GF: I started watching it today! Research!

BE: Oh good! I'd love people to know this other life I have. Most people in Britain who take an interest in me know that I married an Australian and I live over there a lot of the time and I'd love them to see this, that I don't just sit on the beach, that I've immersed myself in a different culture and become Australia. And British, I'll always be British, of course. So I'd love them to see it and I think they'd enjoy it, but I don't honestly think anywhere but...I think it's principle appeal will be Australia. It's not parochial but it is culturally embedded and I think it's lovely that we've got a cinema - look, it's a multiplex cinema, it's a beautiful cinema and it's got so many great movies and I love it - but every single one of them is an international movie. They're not even American any more. They're a global thing, they're made to feel...I mean, Thor hits in Singapore and Baghdad and New York and Perth all at the same time. It's a weekend culture assault and next week it's Spider-Man. And that's cool, that's alright, there's no problem with that. But let's not let all that noise drown out the idea that there's Australia stories to be told and they can be equally or maybe more rewarding because they're specific whereas these big multiplex opening global franchisey movies tend to be general in their appeal.

Exclusive Interview with Ben Elton!

GF: You know, most of my audience are over in America, about 90% of my readers...
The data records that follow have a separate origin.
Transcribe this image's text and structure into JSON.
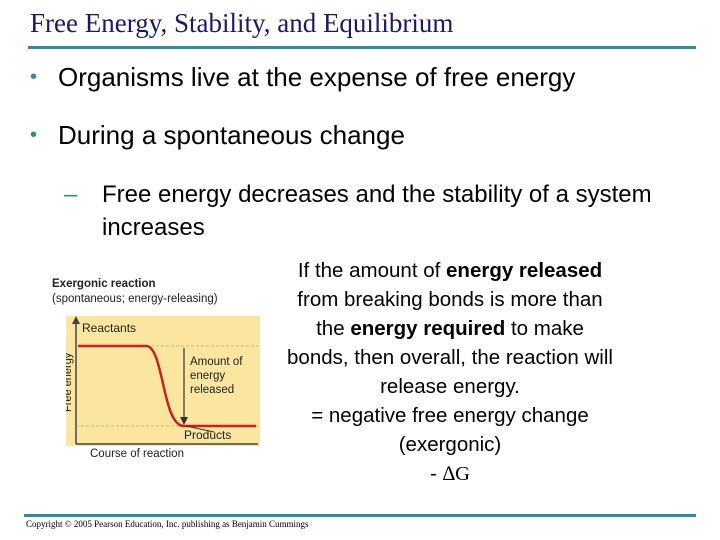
{
  "title": "Free Energy, Stability, and Equilibrium",
  "bullets": [
    "Organisms live at the expense of free energy",
    "During a spontaneous change"
  ],
  "sub_bullet": {
    "dash": "–",
    "text": "Free energy decreases and the stability of a system increases"
  },
  "figure": {
    "title": "Exergonic reaction",
    "subtitle": "(spontaneous; energy-releasing)",
    "y_label": "Free energy",
    "x_label": "Course of reaction",
    "reactants_label": "Reactants",
    "products_label": "Products",
    "released_label_1": "Amount of",
    "released_label_2": "energy",
    "released_label_3": "released",
    "colors": {
      "background": "#fbe6a0",
      "curve": "#cc1f1f",
      "axis": "#444444"
    }
  },
  "caption": {
    "l1a": "If the amount of ",
    "l1b": "energy released",
    "l2": "from breaking bonds is more than",
    "l3a": "the ",
    "l3b": "energy required",
    "l3c": " to make",
    "l4": "bonds, then overall, the reaction will",
    "l5": "release energy.",
    "l6": "= negative free energy change",
    "l7": "(exergonic)",
    "l8a": "- ",
    "l8b": "∆G"
  },
  "copyright": "Copyright © 2005 Pearson Education, Inc. publishing as Benjamin Cummings"
}
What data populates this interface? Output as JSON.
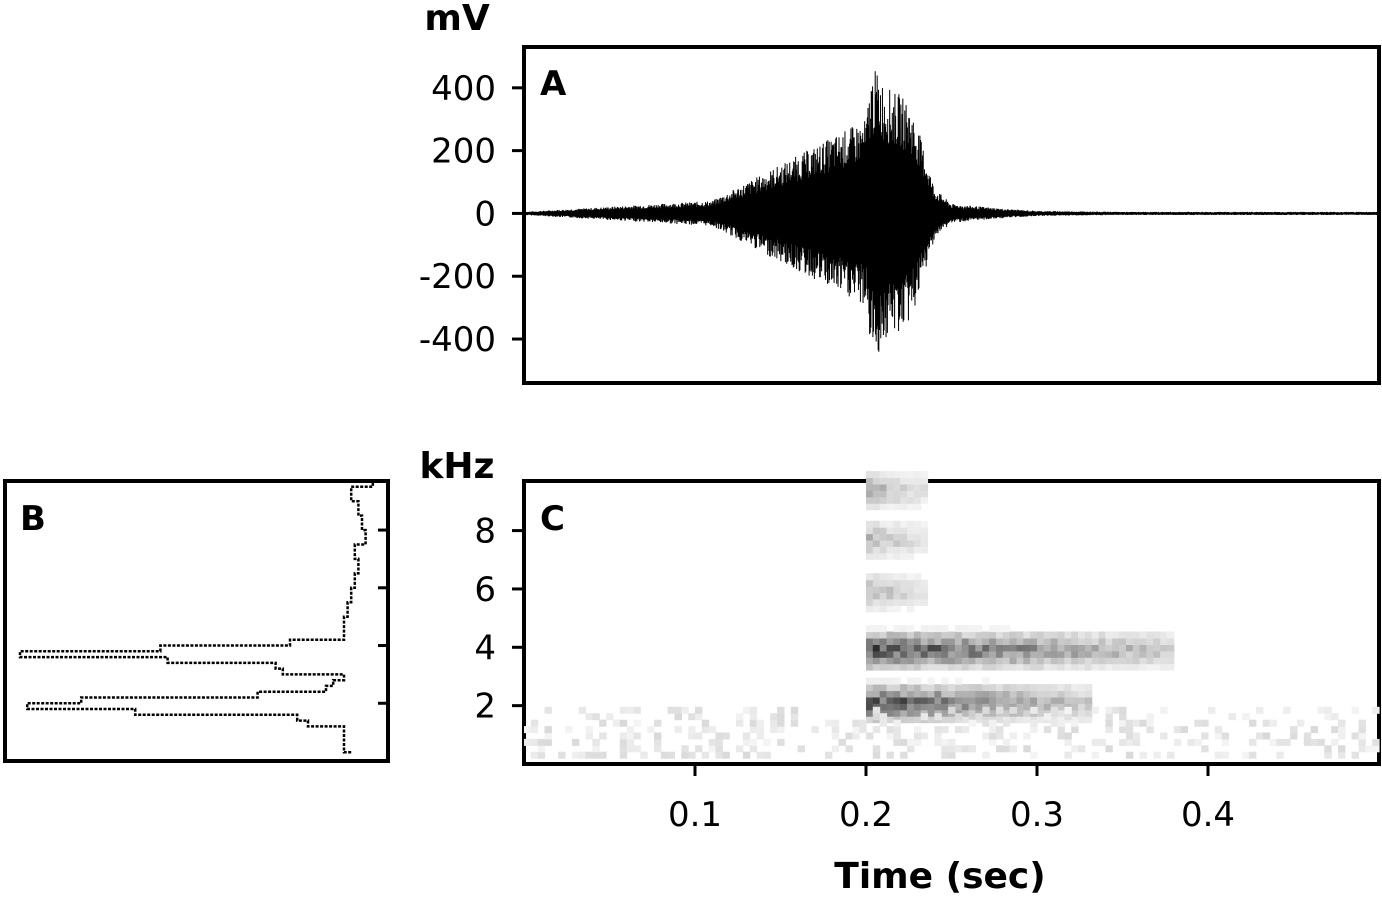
{
  "chart_data": [
    {
      "panel": "A",
      "type": "line",
      "ylabel": "mV",
      "xlim": [
        0,
        0.5
      ],
      "ylim": [
        -540,
        530
      ],
      "yticks": [
        400,
        200,
        0,
        -200,
        -400
      ],
      "ytick_labels": [
        "400",
        "200",
        "0",
        "-200",
        "-400"
      ],
      "series": [
        {
          "x": [
            0.0,
            0.11,
            0.2,
            0.203,
            0.206,
            0.21,
            0.215,
            0.22,
            0.225,
            0.23,
            0.235,
            0.24,
            0.25,
            0.26,
            0.27,
            0.28,
            0.3,
            0.35,
            0.4,
            0.45,
            0.5
          ],
          "envelope": [
            5,
            40,
            300,
            440,
            460,
            420,
            390,
            380,
            350,
            280,
            180,
            80,
            30,
            25,
            20,
            15,
            8,
            5,
            5,
            5,
            5
          ]
        }
      ],
      "grid": false
    },
    {
      "panel": "B",
      "type": "line",
      "description_axes": "frequency on vertical axis, relative power on horizontal axis",
      "ylim": [
        0,
        9.7
      ],
      "yticks": [
        2,
        4,
        6,
        8
      ],
      "series": [
        {
          "freq": [
            0.3,
            0.8,
            1.0,
            1.2,
            1.4,
            1.6,
            1.8,
            2.0,
            2.2,
            2.4,
            2.6,
            2.8,
            3.0,
            3.2,
            3.4,
            3.6,
            3.8,
            4.0,
            4.2,
            4.4,
            4.6,
            5.0,
            5.5,
            6.0,
            6.5,
            7.0,
            7.5,
            8.0,
            8.5,
            9.0,
            9.5,
            9.7
          ],
          "power": [
            0.08,
            0.1,
            0.1,
            0.1,
            0.2,
            0.23,
            0.68,
            0.98,
            0.83,
            0.34,
            0.15,
            0.13,
            0.1,
            0.27,
            0.29,
            0.59,
            1.0,
            0.61,
            0.25,
            0.1,
            0.1,
            0.1,
            0.09,
            0.08,
            0.07,
            0.06,
            0.07,
            0.04,
            0.05,
            0.06,
            0.08,
            0.02
          ]
        }
      ]
    },
    {
      "panel": "C",
      "type": "heatmap",
      "ylabel": "kHz",
      "xlabel": "Time (sec)",
      "xlim": [
        0,
        0.5
      ],
      "ylim": [
        0,
        9.7
      ],
      "xticks": [
        0.1,
        0.2,
        0.3,
        0.4
      ],
      "xtick_labels": [
        "0.1",
        "0.2",
        "0.3",
        "0.4"
      ],
      "yticks": [
        2,
        4,
        6,
        8
      ],
      "ytick_labels": [
        "2",
        "4",
        "6",
        "8"
      ],
      "bands": [
        {
          "t_start": 0.2,
          "t_end": 0.38,
          "f_center": 3.8,
          "intensity_peak": 0.95
        },
        {
          "t_start": 0.2,
          "t_end": 0.33,
          "f_center": 2.0,
          "intensity_peak": 0.95
        },
        {
          "t_start": 0.2,
          "t_end": 0.235,
          "f_center": 5.8,
          "intensity_peak": 0.4
        },
        {
          "t_start": 0.2,
          "t_end": 0.235,
          "f_center": 7.6,
          "intensity_peak": 0.4
        },
        {
          "t_start": 0.2,
          "t_end": 0.235,
          "f_center": 9.3,
          "intensity_peak": 0.45
        },
        {
          "t_start": 0.0,
          "t_end": 0.5,
          "f_center": 1.0,
          "intensity_peak": 0.15
        }
      ]
    }
  ]
}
BE: Ah, right...oh god, I'm talking to the wrong people! WHY ARE WE DOING THIS INTERVIEW!

GF: Oh, it's alright, I've got locals, I've got plenty of locals. But Americans like me, they like my attitude. I don't know why.

BE: (Laughs) I'm kidding, I hope it gets shown in America and I hope the people in America will embrace a film like this like we do a Coen Brother's film, you know, where we go and see Fargo or whatever and we're fascinated to see a quirky stroke of American life, and they still do, believe it or not, most American movies aren't part of the Marvel Universe and frankly they're the ones I'd rather go and see. I'd hope the people in America go see Three Summers...I mean, it's not as dark as a Coen Brother's movie...but perhaps a bit more like a Christopher Guest movie like Best in Show or whatever, and go and see some foreign comedy. To them it is a foreign comedy but we're all human, it's all universal and I love to see great indie American movies and I would hope your American readers, listeners, whatever would love to see a great Australian indie movie, because that's what this is, even though it's very funny and I hope very popular.

GF: I have a signature final question but I asked it during the Q&A last night...

GF: It was if there's any project you want people to be more aware of and you were very happy with how things have been received.

BE: Yeah, yeah...I guess it's always the thing you're promoting at the moment but I have to say, with a small film it's harder than anything. I've got a sitcom on the BBC, that, in a way, is going to do some business, you know what I mean? It's on the BBC.

BE: Yeah, Upstart Crow, my Shakespeare sitcom, but to be a small movie in a world of Thor - and no disrespect to Thor, it was great.

BE: They brought it back, they got a great new director, nonetheless in a world of 'universes' to be a small movie that says "our little universe is a local quirky story set not in a universe but in a little place", you know? It's quite hard to be cool. I guess this is the thing I want people to hear about.

GF: Well we're going to tell them, and we gave the film 9 out of 10, we thought it was...

GF: We thought it was an absolutely craic, we loved it.

BE: Well that's fantastic!

BE: Well I appreciate the time, thank you very much indeed.

And then I asked him to sign my 21 year old first edition of Popcorn, the book that kick started this journey!

Exclusive Interview with Ben Elton!

Now if you can excuse me, I'm going to geek out.